I have many features that I need to vectorize and apply functions down the road. Rather than manually making copies of each DF, filtering down, then applying my various functions, I'd rather dynamically create new DF's based on the values contained with specified columns.
Take my code down below for example. I'd like to take Column B and create three new dataframes. df_A, df_B, df_C.
I've scoured a few dozen posts, but these are the closest I can find: Create new dataframe in pandas with dynamic names also add new column I wasn't able to get this to work, throwing an error at this bit
dict_of_df[key_name] = copy.deepcopy(df)
TypeError: unhashable type: 'numpy.ndarray'
https://datascience.stackexchange.com/questions/29825/create-new-data-frames-from-existing-data-frame-based-on-unique-column-values I don't want to print lists, I want actual dataframes.

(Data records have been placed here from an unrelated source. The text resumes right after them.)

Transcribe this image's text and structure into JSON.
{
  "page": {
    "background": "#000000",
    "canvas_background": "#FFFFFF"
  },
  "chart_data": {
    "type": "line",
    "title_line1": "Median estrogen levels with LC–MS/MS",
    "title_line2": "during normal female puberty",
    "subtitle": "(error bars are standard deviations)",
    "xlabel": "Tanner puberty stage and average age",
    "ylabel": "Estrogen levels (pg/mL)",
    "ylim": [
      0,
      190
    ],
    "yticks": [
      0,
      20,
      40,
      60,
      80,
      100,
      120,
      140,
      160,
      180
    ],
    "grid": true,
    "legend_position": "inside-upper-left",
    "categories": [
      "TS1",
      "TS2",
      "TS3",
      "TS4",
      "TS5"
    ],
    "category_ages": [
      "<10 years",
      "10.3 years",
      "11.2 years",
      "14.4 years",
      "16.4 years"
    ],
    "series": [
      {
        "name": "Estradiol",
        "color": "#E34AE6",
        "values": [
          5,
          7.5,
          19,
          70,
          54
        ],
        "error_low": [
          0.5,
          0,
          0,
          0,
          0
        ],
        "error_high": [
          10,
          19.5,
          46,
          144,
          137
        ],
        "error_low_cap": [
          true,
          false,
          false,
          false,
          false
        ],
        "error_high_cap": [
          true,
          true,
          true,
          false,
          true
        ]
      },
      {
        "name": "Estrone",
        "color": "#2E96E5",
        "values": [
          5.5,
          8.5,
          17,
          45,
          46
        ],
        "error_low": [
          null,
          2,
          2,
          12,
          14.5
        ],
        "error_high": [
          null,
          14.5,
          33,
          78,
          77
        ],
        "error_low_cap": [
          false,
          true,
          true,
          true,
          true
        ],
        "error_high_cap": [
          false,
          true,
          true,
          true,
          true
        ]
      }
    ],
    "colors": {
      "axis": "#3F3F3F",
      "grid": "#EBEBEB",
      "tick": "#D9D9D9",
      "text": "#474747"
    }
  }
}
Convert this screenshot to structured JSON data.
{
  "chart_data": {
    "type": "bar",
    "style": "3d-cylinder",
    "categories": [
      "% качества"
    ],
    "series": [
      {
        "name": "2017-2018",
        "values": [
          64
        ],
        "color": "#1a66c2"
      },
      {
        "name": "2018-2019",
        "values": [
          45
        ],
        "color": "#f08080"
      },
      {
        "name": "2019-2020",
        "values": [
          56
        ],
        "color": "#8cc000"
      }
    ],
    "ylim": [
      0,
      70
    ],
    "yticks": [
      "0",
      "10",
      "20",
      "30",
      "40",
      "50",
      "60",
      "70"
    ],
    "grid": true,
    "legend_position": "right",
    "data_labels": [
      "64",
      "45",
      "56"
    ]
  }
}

Here's some different code I tried to put together, but is throwing an error with the range function, though I'm not sure why...
import pandas as pd
data = {'Column A': [100,200,300,400,500],
'Column B': ["A","A","B","B","C"]}
df = pd.DataFrame(data, columns=['Column A','Column B'])
df
for i in range(len(df['Column B'].unique())):
for item in df['Column B'].unique():
new_df[i] = df[df['Column B'] == item]
new_df
ValueError: Wrong number of items passed 2, placement implies 1
EDIT: Per the link that @jezrael provided in this post (the duplicate), his solution in that post met the need:
for i, x in df.groupby('Column B'):
globals()['dataframe' + i] = x